O sabor é bom - sabe a chá. É bem menos problemático que a célebre chicha, a bebida que na Amazónia equatoriana se faz de yucca, a mandioca que é a base da alimentação.

Antigamente, as mulheres mastigavam este tubérculo e cuspiam o líquido, que era usado para fazer a bebida. A saliva desencadeava a fermentação, que fazia desta uma bebida alcoólica, cujo grau aumentava com o passar dos dias. Hoje, garante o guia Luís Garcia, usa-se uma enzima tirada de uma planta que faz as vezes da saliva e da mastigação.

A chicha branca, fresca, é dada às crianças. Sabe a iogurte azedo - é preciso gostar, ou desenvolver um gosto por esta bebida da floresta.

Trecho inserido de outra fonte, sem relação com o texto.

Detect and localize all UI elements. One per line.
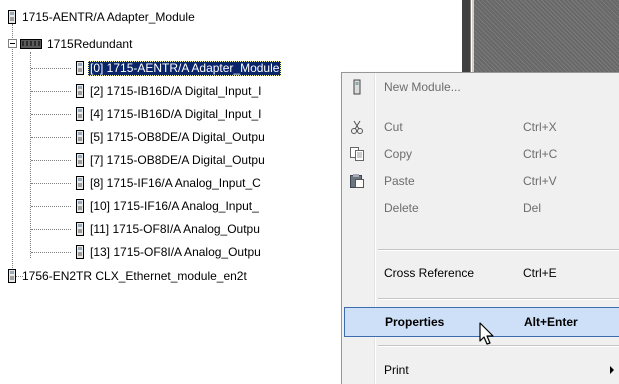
menu-item-cut[interactable]: Cut Ctrl+X bbox=[342, 113, 619, 141]
tree-item-selected[interactable]: [0] 1715-AENTR/A Adapter_Module bbox=[76, 60, 282, 76]
menu-item-delete[interactable]: Delete Del bbox=[342, 194, 619, 222]
tree-item[interactable]: 1715-AENTR/A Adapter_Module bbox=[8, 9, 197, 25]
module-icon bbox=[76, 245, 84, 259]
tree-connector-line bbox=[31, 68, 71, 69]
tree-item[interactable]: [10] 1715-IF16/A Analog_Input_ bbox=[76, 198, 261, 214]
menu-item-new-module[interactable]: New Module... bbox=[342, 73, 619, 101]
tree-item-label: [10] 1715-IF16/A Analog_Input_ bbox=[90, 198, 259, 213]
menu-item-shortcut: Ctrl+C bbox=[523, 147, 558, 161]
menu-separator bbox=[378, 249, 619, 251]
tree-item[interactable]: [8] 1715-IF16/A Analog_Input_C bbox=[76, 175, 263, 191]
module-icon bbox=[76, 153, 84, 167]
menu-item-label: New Module... bbox=[384, 80, 461, 94]
tree-connector-line bbox=[31, 206, 71, 207]
tree-item-label: [4] 1715-IB16D/A Digital_Input_I bbox=[90, 106, 262, 121]
tree-item-label: 1715Redundant bbox=[47, 36, 133, 51]
submenu-arrow-icon bbox=[610, 366, 614, 374]
tree-item-label: [8] 1715-IF16/A Analog_Input_C bbox=[90, 175, 261, 190]
module-icon bbox=[76, 130, 84, 144]
menu-item-label: Properties bbox=[385, 315, 445, 329]
tree-item-label: 1715-AENTR/A Adapter_Module bbox=[22, 9, 195, 24]
tree-item[interactable]: 1756-EN2TR CLX_Ethernet_module_en2t bbox=[8, 268, 249, 284]
chassis-icon bbox=[20, 39, 42, 49]
tree-item-label: [2] 1715-IB16D/A Digital_Input_I bbox=[90, 83, 262, 98]
menu-item-shortcut: Ctrl+E bbox=[523, 266, 557, 280]
copy-icon bbox=[350, 147, 364, 161]
module-icon bbox=[76, 176, 84, 190]
tree-item[interactable]: [4] 1715-IB16D/A Digital_Input_I bbox=[76, 106, 263, 122]
tree-item[interactable]: [2] 1715-IB16D/A Digital_Input_I bbox=[76, 83, 263, 99]
module-icon bbox=[76, 61, 84, 75]
menu-separator bbox=[378, 298, 619, 300]
tree-item-label: [13] 1715-OF8I/A Analog_Outpu bbox=[90, 244, 261, 259]
module-icon bbox=[353, 79, 361, 95]
tree-connector-line bbox=[30, 52, 31, 258]
menu-item-label: Cut bbox=[384, 120, 403, 134]
module-icon bbox=[76, 222, 84, 236]
paste-icon bbox=[350, 174, 364, 188]
menu-item-paste[interactable]: Paste Ctrl+V bbox=[342, 167, 619, 195]
tree-connector-line bbox=[31, 114, 71, 115]
module-icon bbox=[76, 107, 84, 121]
menu-item-shortcut: Ctrl+V bbox=[523, 174, 557, 188]
module-icon bbox=[8, 269, 16, 283]
collapse-toggle[interactable] bbox=[8, 39, 17, 48]
menu-item-label: Paste bbox=[384, 174, 415, 188]
tree-connector-line bbox=[31, 252, 71, 253]
tree-item[interactable]: [11] 1715-OF8I/A Analog_Outpu bbox=[76, 221, 262, 237]
tree-item[interactable]: [13] 1715-OF8I/A Analog_Outpu bbox=[76, 244, 263, 260]
menu-item-copy[interactable]: Copy Ctrl+C bbox=[342, 140, 619, 168]
menu-separator bbox=[378, 345, 619, 347]
tree-connector-line bbox=[31, 91, 71, 92]
menu-item-shortcut: Del bbox=[523, 201, 542, 215]
tree-item-label: [0] 1715-AENTR/A Adapter_Module bbox=[88, 60, 282, 76]
menu-item-label: Cross Reference bbox=[384, 266, 475, 280]
menu-item-label: Print bbox=[384, 363, 409, 377]
tree-item-label: [7] 1715-OB8DE/A Digital_Outpu bbox=[90, 152, 265, 167]
scissors-icon bbox=[351, 120, 363, 134]
tree-item[interactable]: [7] 1715-OB8DE/A Digital_Outpu bbox=[76, 152, 267, 168]
menu-item-print[interactable]: Print bbox=[342, 356, 619, 384]
mouse-cursor-icon bbox=[479, 322, 494, 345]
menu-item-shortcut: Ctrl+X bbox=[523, 120, 557, 134]
menu-item-label: Delete bbox=[384, 201, 419, 215]
tree-item[interactable]: [5] 1715-OB8DE/A Digital_Outpu bbox=[76, 129, 267, 145]
tree-connector-line bbox=[31, 137, 71, 138]
tree-item-label: 1756-EN2TR CLX_Ethernet_module_en2t bbox=[22, 268, 247, 283]
tree-item[interactable]: 1715Redundant bbox=[20, 36, 134, 52]
module-icon bbox=[76, 84, 84, 98]
module-icon bbox=[8, 10, 16, 24]
module-icon bbox=[76, 199, 84, 213]
tree-item-label: [5] 1715-OB8DE/A Digital_Outpu bbox=[90, 129, 265, 144]
tree-item-label: [11] 1715-OF8I/A Analog_Outpu bbox=[90, 221, 260, 236]
tree-connector-line bbox=[31, 183, 71, 184]
tree-connector-line bbox=[31, 160, 71, 161]
menu-item-label: Copy bbox=[384, 147, 413, 161]
tree-connector-line bbox=[12, 24, 13, 276]
menu-item-shortcut: Alt+Enter bbox=[524, 315, 578, 329]
menu-item-cross-reference[interactable]: Cross Reference Ctrl+E bbox=[342, 259, 619, 287]
tree-connector-line bbox=[31, 229, 71, 230]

À medida que passam os dias, vai escurecendo, e vai-se tornando mais alcoólica.

Fecha-se os olhos...

O que falta contar desta viagem Amazónica, breve mas intensa, é o que acontece quando o sol desce no horizonte, quando já se comeu a refeição da noite, e o ar, ao relento, tem uma frescura agradável, já sem a humidade quente que transforma a pele numa poça constante durante o dia. Quando o cansaço das emoções do dia - iniciado bem cedo, antes de o sol ter começado a levantar-se, antes mesmo de os animais acordarem! - pede ao corpo que descanse. Aí, a cabana de construção tradicional fica surpreendentemente fresca.

Quando os véus da rede mosquiteira estão fechados, as luzes apagadas, ouve-se o silêncio - que não é como na cidade, não é a simples ausência de ruído. É um silêncio cheio, orgânico, que nos embala. As noites passadas no Yasuní foram as noites mais bem dormidas. De sempre?